I once did hold it, as our statists do,
A baseness to write fair, and laboured much
How to forget that learning; but, sir, now
It did me yeoman's service.

(Act 5, scene 2, 32-37)

Dating hands

English italic hands are hard to date, although it is perhaps true that the earliest exemplars are closer to their Italian originals. Secretary hand, by contrast, does evolve, if erratically. Descenders and ascenders tend to become longer, and scripts become more sloping. Italic forms creep in, producing hybrid secretary/italic hands. At the other end of the spectrum, early sixteenth-century hands often conserve forms from the earlier anglicana styles, notably the long 'r'. That being said, most writers retained the basic characteristics of the hands (often both a secretary and an italic hand) which they first learned, maybe fifty years earlier, and their writing master might have formed his hand yet fifty years earlier still--so precise dating from the hand alone can be hazardous. Richard Okes, Provost of King's College, Cambridge from 1850 to 1889, regularly employs a long 's'.

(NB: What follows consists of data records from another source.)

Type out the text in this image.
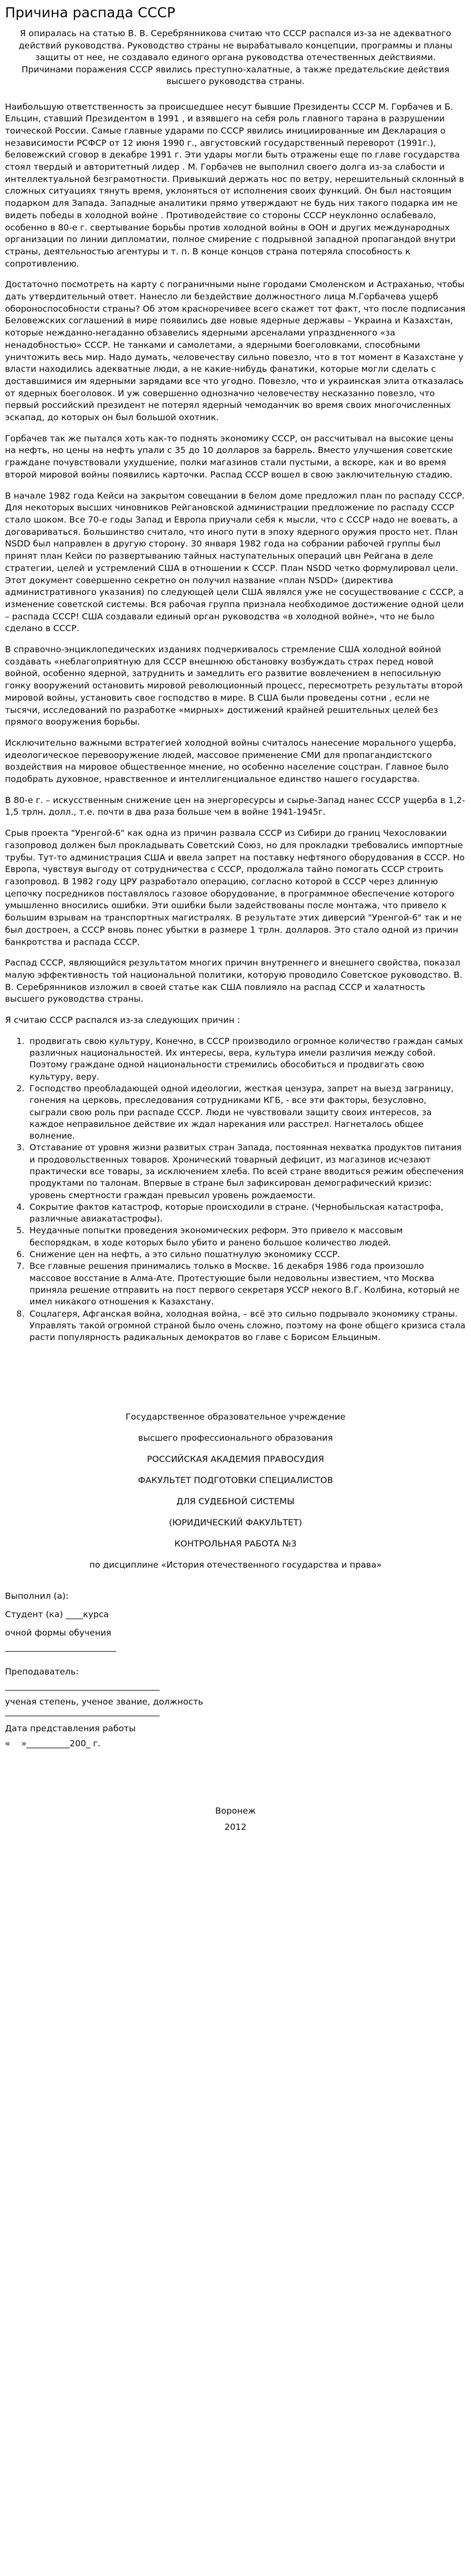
Причина распада СССР

Я опиралась на статью В. В. Серебрянникова считаю что СССР распался из-за не адекватного действий руководства. Руководство страны не вырабатывало концепции, программы и планы защиты от нее, не создавало единого органа руководства отечественных действиями. Причинами поражения СССР явились преступно-халатные, а также предательские действия высшего руководства страны.

Наибольшую ответственность за происшедшее несут бывшие Президенты СССР М. Горбачев и Б. Ельцин, ставший Президентом в 1991 , и взявшего на себя роль главного тарана в разрушении тоической России. Самые главные ударами по СССР явились инициированные им Декларация о независимости РСФСР от 12 июня 1990 г., августовский государственный переворот (1991г.), беловежский сговор в декабре 1991 г. Эти удары могли быть отражены еще по главе государства стоял твердый и авторитетный лидер . М. Горбачев не выполнил своего долга из-за слабости и интеллектуальной безграмотности. Привыкший держать нос по ветру, нерешительный склонный в сложных ситуациях тянуть время, уклоняться от исполнения своих функций. Он был настоящим подарком для Запада. Западные аналитики прямо утверждают не будь них такого подарка им не видеть победы в холодной войне . Противодействие со стороны СССР неуклонно ослабевало, особенно в 80-е г. свертывание борьбы против холодной войны в ООН и других международных организации по линии дипломатии, полное смирение с подрывной западной пропагандой внутри страны, деятельностью агентуры и т. п. В конце концов страна потеряла способность к сопротивлению.

Достаточно посмотреть на карту с пограничными ныне городами Смоленском и Астраханью, чтобы дать утвердительный ответ. Нанесло ли бездействие должностного лица М.Горбачева ущерб обороноспособности страны? Об этом красноречивее всего скажет тот факт, что после подписания Беловежских соглашений в мире появились две новые ядерные державы – Украина и Казахстан, которые нежданно-негаданно обзавелись ядерными арсеналами упраздненного «за ненадобностью» СССР. Не танками и самолетами, а ядерными боеголовками, способными уничтожить весь мир. Надо думать, человечеству сильно повезло, что в тот момент в Казахстане у власти находились адекватные люди, а не какие-нибудь фанатики, которые могли сделать с доставшимися им ядерными зарядами все что угодно. Повезло, что и украинская элита отказалась от ядерных боеголовок. И уж совершенно однозначно человечеству несказанно повезло, что первый российский президент не потерял ядерный чемоданчик во время своих многочисленных эскапад, до которых он был большой охотник.

Горбачев так же пытался хоть как-то поднять экономику СССР, он рассчитывал на высокие цены на нефть, но цены на нефть упали с 35 до 10 долларов за баррель. Вместо улучшения советские граждане почувствовали ухудшение, полки магазинов стали пустыми, а вскоре, как и во время второй мировой войны появились карточки. Распад СССР вошел в свою заключительную стадию.

В начале 1982 года Кейси на закрытом совещании в белом доме предложил план по распаду СССР. Для некоторых высших чиновников Рейгановской администрации предложение по распаду СССР стало шоком. Все 70-е годы Запад и Европа приучали себя к мысли, что с СССР надо не воевать, а договариваться. Большинство считало, что иного пути в эпоху ядерного оружия просто нет. План NSDD был направлен в другую сторону. 30 января 1982 года на собрании рабочей группы был принят план Кейси по развертыванию тайных наступательных операций цвн Рейгана в деле стратегии, целей и устремлений США в отношении к СССР. План NSDD четко формулировал цели. Этот документ совершенно секретно он получил название «план NSDD» (директива административного указания) по следующей цели США являлся уже не сосуществование с СССР, а изменение советской системы. Вся рабочая группа признала необходимое достижение одной цели – распада СССР! США создавали единый орган руководства «в холодной войне», что не было сделано в СССР.

В справочно-энциклопедических изданиях подчеркивалось стремление США холодной войной создавать «неблагоприятную для СССР внешнюю обстановку возбуждать страх перед новой войной, особенно ядерной, затруднить и замедлить его развитие вовлечением в непосильную гонку вооружений остановить мировой революционный процесс, пересмотреть результаты второй мировой войны, установить свое господство в мире. В США были проведены сотни , если не тысячи, исследований по разработке «мирных» достижений крайней решительных целей без прямого вооружения борьбы.

Исключительно важными встратегией холодной войны считалось нанесение морального ущерба, идеологическое перевооружение людей, массовое применение СМИ для пропагандистского воздействия на мировое общественное мнение, но особенно население соцстран. Главное было подобрать духовное, нравственное и интеллигенциальное единство нашего государства.

В 80-е г. – искусственным снижение цен на энергоресурсы и сырье-Запад нанес СССР ущерба в 1,2-1,5 трлн. долл., т.е. почти в два раза больше чем в войне 1941-1945г.

Срыв проекта "Уренгой-6" как одна из причин развала СССР из Сибири до границ Чехословакии газопровод должен был прокладывать Советский Союз, но для прокладки требовались импортные трубы. Тут-то администрация США и ввела запрет на поставку нефтяного оборудования в СССР. Но Европа, чувствуя выгоду от сотрудничества с СССР, продолжала тайно помогать СССР строить газопровод. В 1982 году ЦРУ разработало операцию, согласно которой в СССР через длинную цепочку посредников поставлялось газовое оборудование, в программное обеспечение которого умышленно вносились ошибки. Эти ошибки были задействованы после монтажа, что привело к большим взрывам на транспортных магистралях. В результате этих диверсий "Уренгой-6" так и не был достроен, а СССР вновь понес убытки в размере 1 трлн. долларов. Это стало одной из причин банкротства и распада СССР.

Распад СССР, являющийся результатом многих причин внутреннего и внешнего свойства, показал малую эффективность той национальной политики, которую проводило Советское руководство. В. В. Серебрянников изложил в своей статье как США повлияло на распад СССР и халатность высшего руководства страны.

Я считаю СССР распался из-за следующих причин :

1. продвигать свою культуру, Конечно, в СССР производило огромное количество граждан самых различных национальностей. Их интересы, вера, культура имели различия между собой. Поэтому граждане одной национальности стремились обособиться и продвигать свою культуру, веру.
2. Господство преобладающей одной идеологии, жесткая цензура, запрет на выезд заграницу, гонения на церковь, преследования сотрудниками КГБ, - все эти факторы, безусловно, сыграли свою роль при распаде СССР. Люди не чувствовали защиту своих интересов, за каждое неправильное действие их ждал нарекания или расстрел. Нагнеталось общее волнение.
3. Отставание от уровня жизни развитых стран Запада, постоянная нехватка продуктов питания и продовольственных товаров. Хронический товарный дефицит, из магазинов исчезают практически все товары, за исключением хлеба. По всей стране вводиться режим обеспечения продуктами по талонам. Впервые в стране был зафиксирован демографический кризис: уровень смертности граждан превысил уровень рождаемости.
4. Сокрытие фактов катастроф, которые происходили в стране. (Чернобыльская катастрофа, различные авиакатастрофы).
5. Неудачные попытки проведения экономических реформ. Это привело к массовым беспорядкам, в ходе которых было убито и ранено большое количество людей.
6. Снижение цен на нефть, а это сильно пошатнулую экономику СССР.
7. Все главные решения принимались только в Москве. 16 декабря 1986 года произошло массовое восстание в Алма-Ате. Протестующие были недовольны известием, что Москва приняла решение отправить на пост первого секретаря УССР некого В.Г. Колбина, который не имел никакого отношения к Казахстану.
8. Соцлагеря, Афганская война, холодная война, – всё это сильно подрывало экономику страны. Управлять такой огромной страной было очень сложно, поэтому на фоне общего кризиса стала расти популярность радикальных демократов во главе с Борисом Ельциным.
Государственное образовательное учреждение
высшего профессионального образования
РОССИЙСКАЯ АКАДЕМИЯ ПРАВОСУДИЯ
ФАКУЛЬТЕТ ПОДГОТОВКИ СПЕЦИАЛИСТОВ
ДЛЯ СУДЕБНОЙ СИСТЕМЫ
(ЮРИДИЧЕСКИЙ ФАКУЛЬТЕТ)
КОНТРОЛЬНАЯ РАБОТА №3
по дисциплине «История отечественного государства и права»

Выполнил (а):

Студент (ка) ____курса

очной формы обучения

Преподаватель:

ученая степень, ученое звание, должность

Дата представления работы

«    »__________200_ г.

Воронеж
2012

Anglicana long 'r' appears throughout the secretary hand used in this indenture of 1514, as here in 'Indentures'.

Dr Elisabeth Leedham-Green, FSA, formerly Deputy Keeper of the Cambridge University Archives, is a fellow of Darwin College, Cambridge. She is co-editor, with M T Webber, of History of Libraries in Britain and Ireland (CUP), and with R. J. Fehrenbach of Private Libraries in Britain and Ireland. She serves as a Vice-President of the Bibliographical Society, and is the Hon. Editor of the Transactions of the Cambridge Bibliographical Society.